Bayer Biologicals has added shrink bands to its bottles of Gamunex that are random-printed with the Bayer logo.
Bayer Biologicals has added shrink bands to its bottles of Gamunex that are random-printed with the Bayer logo.

It’s the 360-degree parallax image that sets us apart,” said Joe Murawski, sales director for DuPont Authenti-cation Systems. Murawski’s company was one of the vendors hawking anti-counterfeiting packaging and labeling technology at a mini-trade show the Food and Drug Administration sponsored October 15 in Bethesda, MD.

The trade show was held in conjunction with a workshop to get public input on a draft report issued two weeks earlier by the FDA Counterfeit Drug Task Force. A number of drug manufacturer executives attended the day-long session, and the vendors, like Joe Murawski, were trying to catch their eye as they walked the three short aisles of the small room in which the trade show was held.

Most of the vendors seemed to be offering similar types of covert and visible-to-the-consumer technologies.

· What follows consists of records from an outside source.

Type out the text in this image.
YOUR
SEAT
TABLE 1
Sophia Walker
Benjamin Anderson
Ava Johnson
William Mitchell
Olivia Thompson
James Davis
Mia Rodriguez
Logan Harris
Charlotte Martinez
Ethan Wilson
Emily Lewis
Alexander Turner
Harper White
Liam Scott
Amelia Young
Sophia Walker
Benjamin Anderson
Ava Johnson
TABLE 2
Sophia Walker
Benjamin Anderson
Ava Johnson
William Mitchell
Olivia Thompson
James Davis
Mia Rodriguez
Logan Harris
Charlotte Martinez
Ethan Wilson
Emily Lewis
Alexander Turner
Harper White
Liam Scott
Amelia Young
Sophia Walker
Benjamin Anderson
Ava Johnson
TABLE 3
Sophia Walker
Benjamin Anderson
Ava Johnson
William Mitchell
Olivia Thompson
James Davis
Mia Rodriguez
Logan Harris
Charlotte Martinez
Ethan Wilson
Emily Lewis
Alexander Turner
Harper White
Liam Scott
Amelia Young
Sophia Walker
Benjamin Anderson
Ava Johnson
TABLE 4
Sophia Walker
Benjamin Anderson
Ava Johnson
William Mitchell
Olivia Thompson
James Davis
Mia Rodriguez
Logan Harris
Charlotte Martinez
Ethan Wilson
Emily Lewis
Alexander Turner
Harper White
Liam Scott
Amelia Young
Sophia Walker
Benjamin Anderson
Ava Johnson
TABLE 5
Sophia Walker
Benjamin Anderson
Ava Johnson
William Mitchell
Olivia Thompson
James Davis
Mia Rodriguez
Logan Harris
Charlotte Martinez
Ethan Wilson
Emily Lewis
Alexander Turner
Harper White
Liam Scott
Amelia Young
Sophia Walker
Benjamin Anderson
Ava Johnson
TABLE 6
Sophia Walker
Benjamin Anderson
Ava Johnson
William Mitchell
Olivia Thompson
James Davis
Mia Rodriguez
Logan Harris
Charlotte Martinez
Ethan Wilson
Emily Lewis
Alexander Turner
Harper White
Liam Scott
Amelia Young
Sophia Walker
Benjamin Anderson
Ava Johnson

Many displayed some sort of organic, inorganic, or radio frequency “tag” that could be put between the layers of a plastic container or on a label. Others had color-shifting inks for labels, or shrink wraps for bottles, or tabs for boxes on which fancy holograms with hidden codes could be printed. Many of these approaches seemed to be rudimentary. Except maybe for DuPont’s.

DuPont’s parallax-image technology allows a drug manufacturer to print its logo—or anything else—on the induction seal that becomes visible when a consumer or pharmacist screws off the cap from a drug container. The image moves in three dimensions when tilted.

Steve Hess, director of packaging technologies at Merck, Inc., Rahway, NJ, who was at the trade show, called DuPont’s technology “neat.” He added, “I really like it.” But he continued, “I would feel a lot better about it if I could somehow activate it on my packaging line.”

Hess fears that some low-paid worker somewhere in the supply chain could steal enough three-dimensional logos to give Merck big problems.